As most of you know, since my mother-in-law’s death I’ve been on a mission to find ways to keep the memory of Sue alive for my baby girl. That desire, in turn, sparked a passion to help other families in the same situation.
Unfortunately, I have many close friends mourning the loss of a parent, right at the time when we’re figuring out how to be parents ourselves. The idea that our little ones won’t know those special people—people who would’ve been such integral parts of their lives, our lives—is simply unfathomable.
That’s why I was intrigued when my friend Jen told me about her continued connection to her mother through food, particularly the native Colombian dish, arroz con pollo. I asked her to write about it, so I could share it with all of you. The result is this beautiful guest post.
Thank you, Jen, for your support, understanding, inspiration, and willingness to share. You, like your mother, make this world a better place. I’m so glad I know you, and through you, her.
Without further ado …
Nothing brings back memories of my mom better than food. It’s been nine years since she passed away, and I can still taste her arroz con pollo.
As early as I can remember, I loved spending time with my mom in the kitchen.
She taught me how to make patacones, papas choriadas, pan de yuca, arepas, ajiaco, and on one ambitious day, empanadas. We would sing along to Colombian music playing from the family room. Yo me llamo cumbia, yo soy la reina por donde voy… Or of course, to Julio Iglesias.
She would tell funny stories of learning to cook in the early days of her marriage to my dad, an American. Here’s one of my favorites:
New to the United States, she and my dad went to a friend’s house for dinner where they served a baked zucchini dish. My dad seemed to like it, so she decided to recreate it. But when he started eating her version, his face grimaced. Having never cooked zucchini before, she confused it with cucumber. Baked cucumber? Yuck! The punch line was always, “And your dad didn’t even like zucchini! He just ate it to be polite!” She mostly stuck to traditional Colombian dishes after that.
She would tell me that the way to a man’s heart is though his stomach and sing me a familiar children’s song.
Arroz con leche, me quiero casar
Con una muchachita que sabe concinar.
(Rice pudding, I want to marry
A young lady who knows how to cook.)
I would laugh and change the words to bailar or cantar or nadar (dance or sing or swim).
In college, I started coming home with my own ideas about how to make our family favorites. Let’s add eggplant to this. Let’s make that with brown rice instead. Let’s make this—gasp!—vegetarian. She was usually skeptical, but always amused by the results.
When she died, everything crystallized. All I wanted were the unadulterated flavors of my childhood. I would reach into the depths of my memory for those unwritten recipes, those perfect ingredients, those exact measurements in the hope that I could feel her presence again even for just one meal.
There was comfort in my attempts, but even more solace in the occasions that brought my dad and sisters together to remember her—her birthday, the anniversary of her death, Mother’s Day.
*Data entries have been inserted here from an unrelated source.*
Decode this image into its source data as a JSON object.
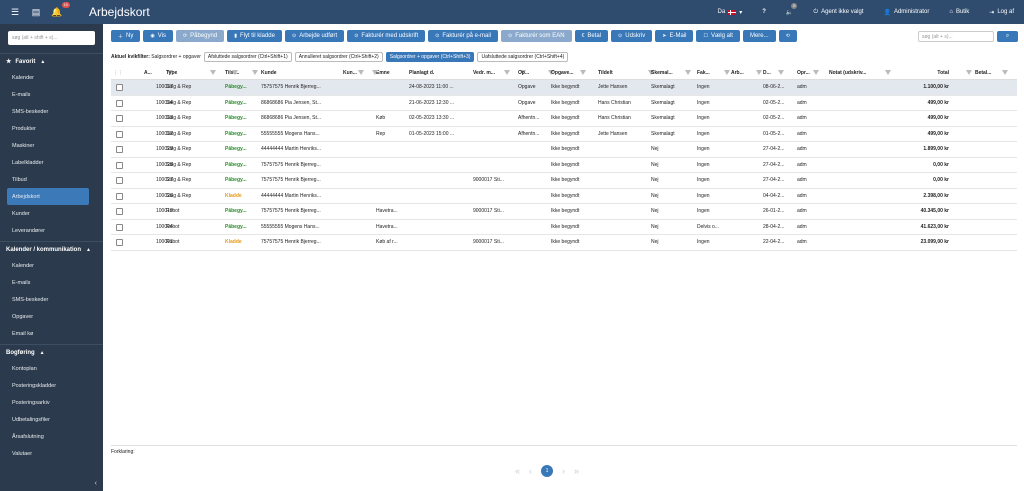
{
  "topbar": {
    "title": "Arbejdskort",
    "notification_count": "10",
    "language": "Da",
    "help_label": "?",
    "sound_badge": "0",
    "agent_label": "Agent ikke valgt",
    "user_label": "Administrator",
    "shop_label": "Butik",
    "logout_label": "Log af"
  },
  "sidebar": {
    "search_placeholder": "søg (alt + shift + s)...",
    "sections": [
      {
        "title": "Favorit",
        "items": [
          "Kalender",
          "E-mails",
          "SMS-beskeder",
          "Produkter",
          "Maskiner",
          "Labelkladder",
          "Tilbud",
          "Arbejdskort",
          "Kunder",
          "Leverandører"
        ]
      },
      {
        "title": "Kalender / kommunikation",
        "items": [
          "Kalender",
          "E-mails",
          "SMS-beskeder",
          "Opgaver",
          "Email kø"
        ]
      },
      {
        "title": "Bogføring",
        "items": [
          "Kontoplan",
          "Posteringskladder",
          "Posteringsarkiv",
          "Udbetalingsfiler",
          "Årsafslutning",
          "Valutaer"
        ]
      }
    ],
    "active_item": "Arbejdskort"
  },
  "toolbar": {
    "buttons": [
      "Ny",
      "Vis",
      "Påbegynd",
      "Flyt til kladde",
      "Arbejde udført",
      "Fakturér med udskrift",
      "Fakturér på e-mail",
      "Fakturér som EAN",
      "Betal",
      "Udskriv",
      "E-Mail",
      "Vælg alt",
      "Mere..."
    ],
    "search_placeholder": "søg (alt + s)..."
  },
  "filters": {
    "label": "Aktuel kvikfilter:",
    "current": "Salgsordrer + opgaver",
    "chips": [
      "Afsluttede salgsordrer (Ctrl+Shift+1)",
      "Annulleret salgsordrer (Ctrl+Shift+2)",
      "Salgsordrer + opgaver (Ctrl+Shift+3)",
      "Uafsluttede salgsordrer (Ctrl+Shift+4)"
    ],
    "active_chip": 2
  },
  "table": {
    "headers": [
      "A...",
      "Type",
      "Tilst...",
      "Kunde",
      "Kun...",
      "Emne",
      "Planlagt d.",
      "Vedr. m...",
      "Op...",
      "Opgave...",
      "Tildelt",
      "Skemal...",
      "Fak...",
      "Arb...",
      "D...",
      "Opr...",
      "Notat (udskriv...",
      "Total",
      "Betal..."
    ],
    "rows": [
      [
        "100037",
        "Salg & Rep",
        "Påbegy...",
        "75757575 Henrik Bjerreg...",
        "",
        "",
        "24-08-2023 11:00 ...",
        "",
        "Opgave",
        "Ikke begyndt",
        "Jette Hansen",
        "Skemalagt",
        "Ingen",
        "",
        "08-06-2...",
        "adm",
        "",
        "1.100,00 kr",
        ""
      ],
      [
        "100034",
        "Salg & Rep",
        "Påbegy...",
        "86868686 Pia Jensen, St...",
        "",
        "",
        "21-06-2023 12:30 ...",
        "",
        "Opgave",
        "Ikke begyndt",
        "Hans Christian",
        "Skemalagt",
        "Ingen",
        "",
        "02-05-2...",
        "adm",
        "",
        "499,00 kr",
        ""
      ],
      [
        "100033",
        "Salg & Rep",
        "Påbegy...",
        "86868686 Pia Jensen, St...",
        "",
        "Køb",
        "02-05-2023 13:30 ...",
        "",
        "Afhentn...",
        "Ikke begyndt",
        "Hans Christian",
        "Skemalagt",
        "Ingen",
        "",
        "02-05-2...",
        "adm",
        "",
        "499,00 kr",
        ""
      ],
      [
        "100032",
        "Salg & Rep",
        "Påbegy...",
        "55555555 Mogens Hans...",
        "",
        "Rep",
        "01-05-2023 15:00 ...",
        "",
        "Afhentn...",
        "Ikke begyndt",
        "Jette Hansen",
        "Skemalagt",
        "Ingen",
        "",
        "01-05-2...",
        "adm",
        "",
        "499,00 kr",
        ""
      ],
      [
        "100029",
        "Salg & Rep",
        "Påbegy...",
        "44444444 Martin Henriks...",
        "",
        "",
        "",
        "",
        "",
        "Ikke begyndt",
        "",
        "Nej",
        "Ingen",
        "",
        "27-04-2...",
        "adm",
        "",
        "1.899,00 kr",
        ""
      ],
      [
        "100028",
        "Salg & Rep",
        "Påbegy...",
        "75757575 Henrik Bjerreg...",
        "",
        "",
        "",
        "",
        "",
        "Ikke begyndt",
        "",
        "Nej",
        "Ingen",
        "",
        "27-04-2...",
        "adm",
        "",
        "0,00 kr",
        ""
      ],
      [
        "100027",
        "Salg & Rep",
        "Påbegy...",
        "75757575 Henrik Bjerreg...",
        "",
        "",
        "",
        "9000017 Sti...",
        "",
        "Ikke begyndt",
        "",
        "Nej",
        "Ingen",
        "",
        "27-04-2...",
        "adm",
        "",
        "0,00 kr",
        ""
      ],
      [
        "100026",
        "Salg & Rep",
        "Kladde",
        "44444444 Martin Henriks...",
        "",
        "",
        "",
        "",
        "",
        "Ikke begyndt",
        "",
        "Nej",
        "Ingen",
        "",
        "04-04-2...",
        "adm",
        "",
        "2.398,00 kr",
        ""
      ],
      [
        "100019",
        "Robot",
        "Påbegy...",
        "75757575 Henrik Bjerreg...",
        "",
        "Havetra...",
        "",
        "9000017 Sti...",
        "",
        "Ikke begyndt",
        "",
        "Nej",
        "Ingen",
        "",
        "26-01-2...",
        "adm",
        "",
        "40.345,00 kr",
        ""
      ],
      [
        "100004",
        "Robot",
        "Påbegy...",
        "55555555 Mogens Hans...",
        "",
        "Havetra...",
        "",
        "",
        "",
        "Ikke begyndt",
        "",
        "Nej",
        "Delvis o...",
        "",
        "28-04-2...",
        "adm",
        "",
        "41.623,00 kr",
        ""
      ],
      [
        "100001",
        "Robot",
        "Kladde",
        "75757575 Henrik Bjerreg...",
        "",
        "Køb af r...",
        "",
        "9000017 Sti...",
        "",
        "Ikke begyndt",
        "",
        "Nej",
        "Ingen",
        "",
        "22-04-2...",
        "adm",
        "",
        "23.099,00 kr",
        ""
      ]
    ],
    "selected_row": 0
  },
  "footer": {
    "forklaring_label": "Forklaring:",
    "current_page": "1"
  },
  "colors": {
    "topbar": "#2f4b6e",
    "sidebar": "#2b3a4c",
    "primary": "#3877b8",
    "status_started": "#2d8a2d",
    "status_draft": "#e39b1b"
  }
}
There was also sadness, the looming feeling that each batch of lentils was getting further away from the original taste I craved. I worried that I would not be able to pass on my mom’s legacy, or at the very least her cooking, to my own (as yet unborn) children.
But I kept trying. In fact, the first meal I ever cooked for my now-husband was arroz con pollo. I should mention here that Colombian chicken and rice is to me what hashweh is to my as my Palestinian-American husband. Hashweh is an Arabic rice dish with ground beef, cardamom, and allspice. Our culinary roots run deep.
One day a few months ago, I was making “Mom’s Lentils” again. Carlos Vives played in the background. I opened the freezer and saw that we had Jordanian allspice, a gift from my mother-in-law. An idea came to mind: forgo the ubiquitous Goya Sazón seasoning packets of my childhood in favor of an Arabic-Colombian fusion? Yes! Pushing aside any thoughts of betraying our family traditions, I went for it. And it was good!
My mom never met my husband Ramsey or my son Faris. I try to picture what life would be like if she were still alive. I imagine her visiting me in San Francisco, holding my baby, chatting with my mother-in-law, sitting down for dinner, trying hashweh for the first time …
So, Colombian lentils with allspice, a new family tradition. My mom would surely be amused.